The fact of the matter is that the entire infrastructure grid of greater New York is imploding from decades of lack of maintenance and investment in new capabilities. The Schiller Institute is now preparing a full programmatic proposal for what has to be done, starting immediately, to address this crisis— which includes working closely with China and its world-class infrastructure capabilities.
In fact, the entire trans-Atlantic system is collapsing— both its physical economy, and its financial system—and cannot recover without writing off the bankrupt $1.5 quadrillion derivatives bubble, with Glass-Steagall and the broader policy of LaRouche’s Four Laws. This is evident in the current dead-end debate in Congress on Obamacare vs. the Republican health care bill, both of which simply kill people in order to keep Wall Street’s insurance Molochs contented.

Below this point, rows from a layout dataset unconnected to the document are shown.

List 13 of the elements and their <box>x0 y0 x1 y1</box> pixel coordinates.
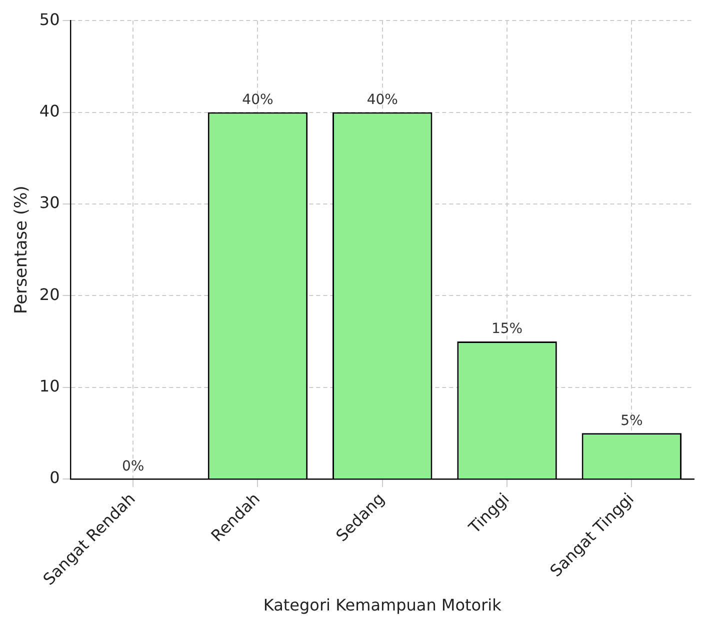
data-label: 0% <box>122 458 144 475</box>
y-tick-label: 40 <box>39 101 60 120</box>
x-axis-title: Kategori Kemampuan Motorik <box>263 596 502 615</box>
y-tick-label: 10 <box>39 376 60 396</box>
data-label: 5% <box>620 412 643 429</box>
y-tick-label: 50 <box>39 10 60 29</box>
y-tick-label: 30 <box>39 193 60 212</box>
data-label: 40% <box>366 92 398 108</box>
data-label: 40% <box>242 92 274 108</box>
data-label: 15% <box>491 321 523 338</box>
y-tick-label: 0 <box>50 468 60 488</box>
y-axis-title: Persentase (%) <box>12 186 32 314</box>
y-tick-label: 20 <box>39 284 60 304</box>
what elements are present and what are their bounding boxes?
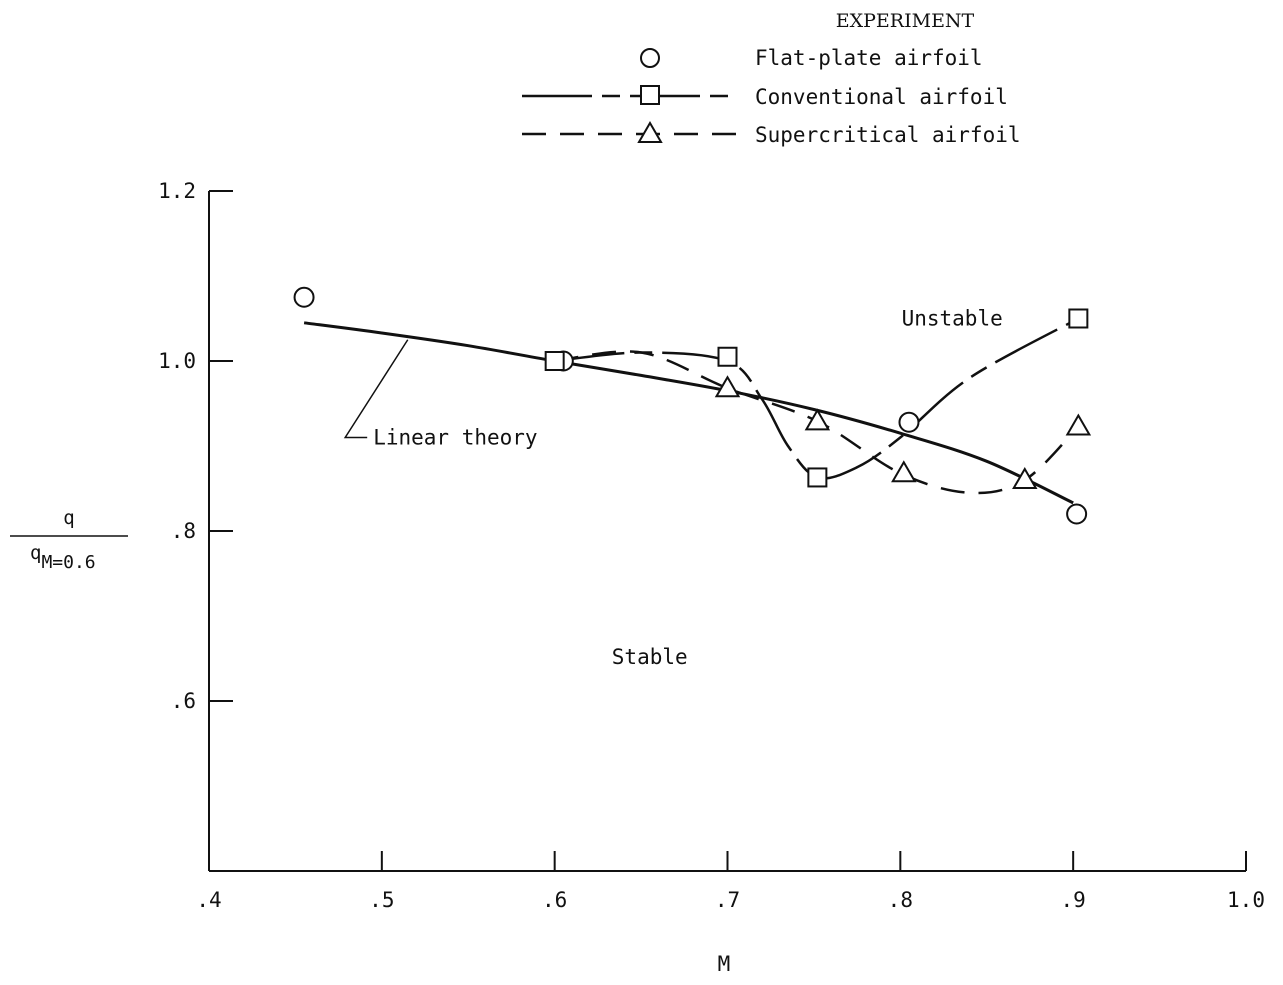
conventional-point — [807, 467, 828, 488]
supercritical-point — [1012, 467, 1038, 489]
conventional-point — [1068, 308, 1089, 329]
y-label-denominator: qM=0.6 — [30, 542, 96, 573]
legend-circle-marker — [640, 48, 660, 68]
conventional-airfoil-curve — [554, 317, 1079, 480]
linear-theory-leader-line — [343, 339, 409, 439]
y-label-denominator-base: q — [30, 542, 41, 564]
y-tick-label: 1.0 — [158, 349, 196, 373]
y-ticks: .6 .8 1.0 1.2 — [158, 179, 233, 713]
x-tick-label: .7 — [715, 888, 740, 912]
supercritical-point — [1065, 413, 1092, 436]
flat-plate-point — [898, 411, 920, 433]
linear-theory-curve — [303, 321, 1074, 505]
y-tick-label: .8 — [171, 519, 196, 543]
legend-entry-flat-plate: Flat-plate airfoil — [640, 46, 983, 70]
y-label-numerator: q — [63, 507, 74, 529]
annotation-unstable: Unstable — [902, 307, 1003, 331]
legend-triangle-marker — [637, 121, 663, 143]
legend-label-conventional: Conventional airfoil — [755, 85, 1008, 109]
annotation-linear-theory: Linear theory — [373, 426, 537, 450]
supercritical-point — [714, 375, 741, 398]
legend: EXPERIMENT Flat-plate airfoil Convention… — [522, 10, 1021, 147]
data-markers — [293, 286, 1092, 525]
y-tick-label: 1.2 — [158, 179, 196, 203]
conventional-point — [544, 351, 565, 371]
flat-plate-point — [1066, 503, 1088, 525]
conventional-point — [717, 346, 738, 367]
x-tick-label: 1.0 — [1227, 888, 1265, 912]
x-tick-label: .6 — [542, 888, 567, 912]
x-tick-label: .8 — [888, 888, 913, 912]
x-tick-label: .5 — [369, 888, 394, 912]
flat-plate-point — [293, 286, 315, 308]
x-tick-label: .9 — [1061, 888, 1086, 912]
legend-square-marker — [640, 85, 660, 105]
supercritical-point — [891, 460, 917, 483]
x-axis-label: M — [718, 952, 731, 976]
legend-label-supercritical: Supercritical airfoil — [755, 123, 1021, 147]
legend-entry-conventional: Conventional airfoil — [522, 85, 1008, 109]
y-tick-label: .6 — [171, 689, 196, 713]
x-tick-label: .4 — [196, 888, 221, 912]
annotation-stable: Stable — [612, 645, 688, 669]
legend-title: EXPERIMENT — [836, 10, 975, 32]
legend-entry-supercritical: Supercritical airfoil — [522, 121, 1021, 147]
x-ticks: .4 .5 .6 .7 .8 .9 1.0 — [196, 851, 1265, 912]
y-label-denominator-sub: M=0.6 — [41, 552, 95, 573]
supercritical-point — [804, 408, 831, 431]
y-axis-label: q qM=0.6 — [10, 507, 128, 573]
legend-label-flat-plate: Flat-plate airfoil — [755, 46, 983, 70]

And it is evident in the implications of the London Greenfell Tower inferno, which can best be called the Greenfell Crematorium, where dozens if not hundreds of such dangerous housing projects for poorer immigrants and others exist, as a result of the privatization of public housing and speculation in the British housing bubble — both courtesy of the bankrupt City of London and Wall Street.

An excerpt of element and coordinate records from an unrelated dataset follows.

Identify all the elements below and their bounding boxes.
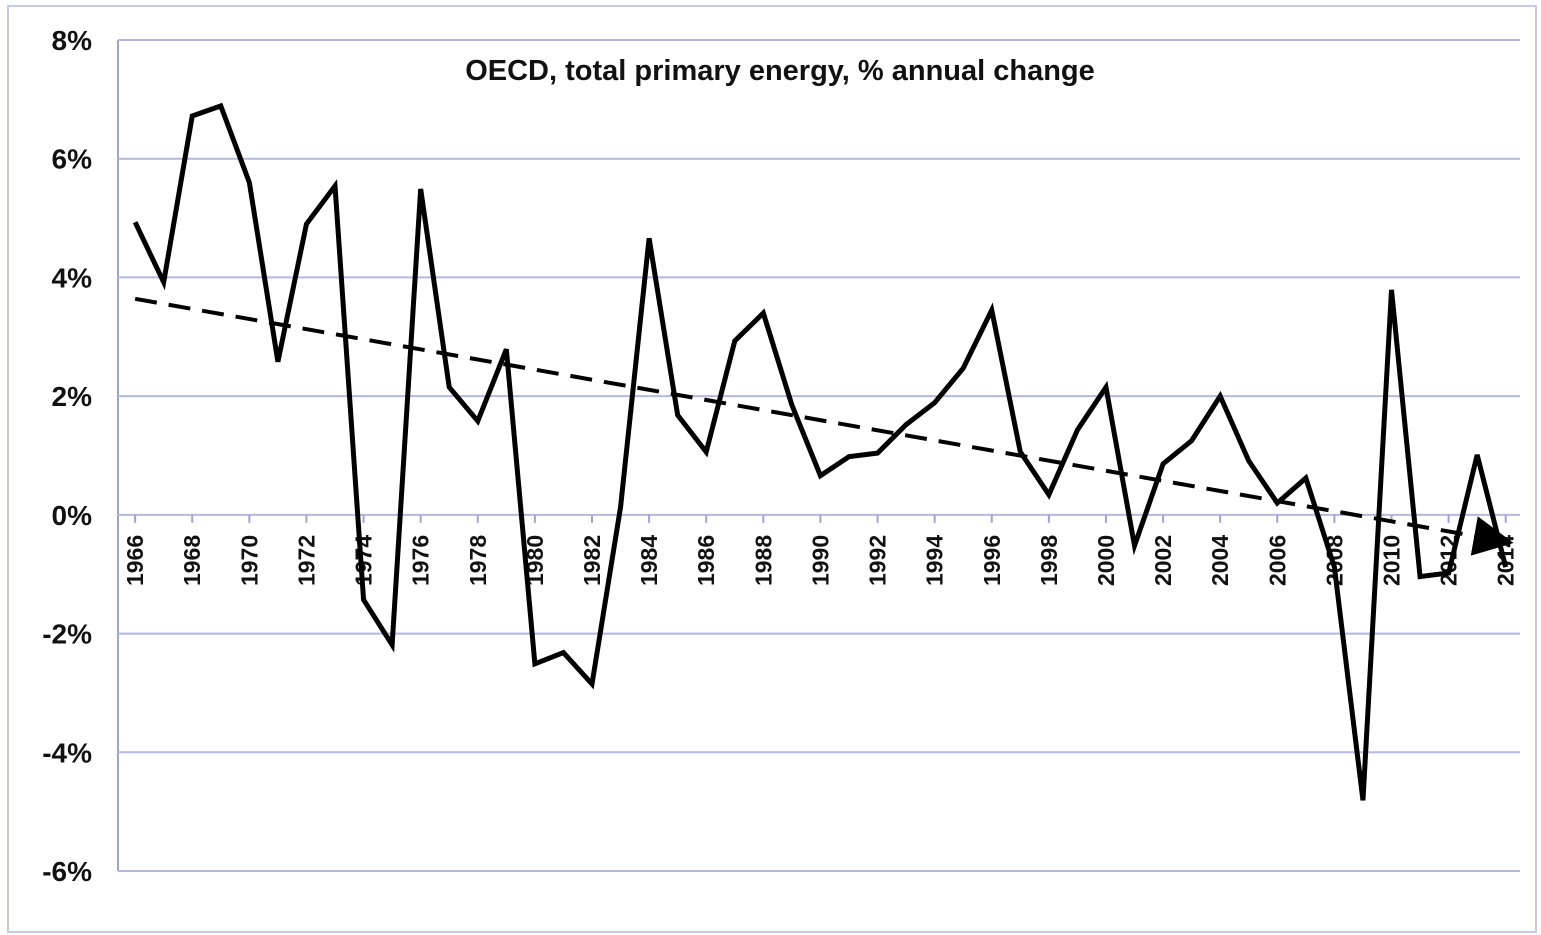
y-tick-label: -4%: [42, 737, 92, 768]
x-tick-label: 1966: [122, 535, 148, 586]
x-tick-label: 1986: [693, 535, 719, 586]
x-tick-label: 2004: [1207, 535, 1233, 586]
y-tick-label: 8%: [52, 25, 93, 56]
x-tick-label: 1988: [750, 535, 776, 586]
x-tick-label: 1992: [865, 535, 891, 586]
y-tick-label: 2%: [52, 381, 93, 412]
x-tick-label: 1994: [922, 535, 948, 586]
x-tick-label: 1996: [979, 535, 1005, 586]
x-tick-label: 1972: [293, 535, 319, 586]
trend-line: [134, 296, 1514, 556]
y-tick-label: 0%: [52, 500, 93, 531]
x-tick-label: 2002: [1150, 535, 1176, 586]
x-tick-label: 1968: [179, 535, 205, 586]
x-tick-label: 1970: [236, 535, 262, 586]
x-tick-label: 1998: [1036, 535, 1062, 586]
data-line: [132, 102, 1509, 801]
y-tick-label: -6%: [42, 856, 92, 887]
x-tick-label: 2006: [1264, 535, 1290, 586]
x-tick-label: 1976: [408, 535, 434, 586]
chart-border: [7, 5, 1537, 933]
x-tick-label: 2010: [1379, 535, 1405, 586]
y-tick-label: -2%: [42, 619, 92, 650]
x-tick-label: 1982: [579, 535, 605, 586]
x-tick-label: 1984: [636, 535, 662, 586]
y-tick-label: 4%: [52, 262, 93, 293]
y-tick-label: 6%: [52, 144, 93, 175]
x-tick-label: 2000: [1093, 535, 1119, 586]
chart-title: OECD, total primary energy, % annual cha…: [465, 55, 1095, 87]
x-tick-label: 1990: [807, 535, 833, 586]
x-tick-label: 1978: [465, 535, 491, 586]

Fortunately, the alternative to this murder, and associated cultural insanity, is coming into being around China’s Belt and Road Initiative. China’s President Xi Jinping has just announced that he will be holding summits with Russian President Vladimir Putin (on July 3), and Germany’s President Franz-Walter Steinmeier and Chancellor Angela Merkel (shortly thereafter), both prior to the July 7-8 G20 summit in Hamburg. The Xi-Putin summit, in particular, can be expected to produce important new developments, as both sides have repeatedly stated over recent months, especially in enhanced coordination between China’s Belt and Road and Russia’s EAEU initiatives. It is also significant that Xi and Putin will be meeting immediately prior to the expected Putin-Trump meeting in Hamburg during the G20 summit. That meeting can be a “game-changer,” as they say, not only in bilateral US-Russia relations, but in the strategic situation facing the entire planet.
The British Empire, and those in Washington who are carrying the Queen’s water, are perfectly aware of that fact, and are prepared to do anything, anywhere (not just in Syria), to prevent that from happening.
We, however, are similarly prepared to make sure that it does.